Power, a top foreign-policy adviser to Obama, originally told the Scotsman newspaper that Clinton “is a monster, too—that is off the record—she is stooping to anything.” Apparently she and the paper had different definitions of “off the record.” She later apologized, declaring her admiration for Hillary Clinton. But for the Clinton campaign, that wasn’t enough—a surrogate called the decision of whether to keep Power around “a test of character” for Obama. Presumably he has passed the test.

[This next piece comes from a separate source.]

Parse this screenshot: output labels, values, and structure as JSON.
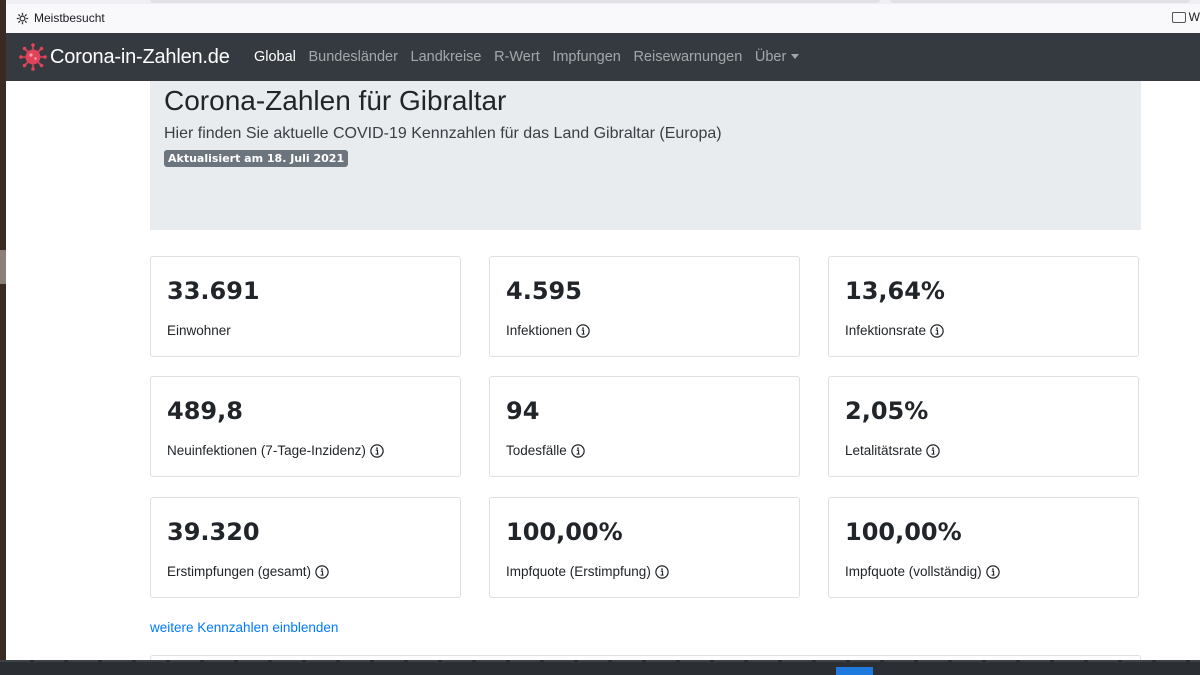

The resignation matters symbolically, but that’s about it. Power has called herself an “informal adviser” to Obama, and she wasn’t exactly part of the regular campaign entourage. (She did travel with the campaign in Iowa and South Carolina.) Her stepping down doesn’t mean she and Obama can’t talk. It just means they can’t appear together in public. Plus, keep in mind that Obama has already rolled out his major foreign-policy initiatives. Power could have been useful given Clinton’s latest attempts to bring Afghanistan front and center, but again, this is a resignation—not a restraining order.
Yet again we see how Obama’s talk about a “new kind of politics” opens him up to charges of “same old, same old.” Power’s words were nasty, sure, but hardly as offensive as Bill Shaheen and Bob Johnson’s winking hints about Obama’s cocaine use. Their charges had political weight, whereas Clinton was never, in fact, a giant, rampaging Cloverfield-style she-beast. But because Obama has sold himself as Mr. Clean, his opponents can point to any dirt as evidence of hypocrisy.
At the very least, Power’s transgression—coupled with Susan Rice’s recent slip-up and the Austan Goolsbee flap—will make the Obama campaign more careful about which surrogates they put out front.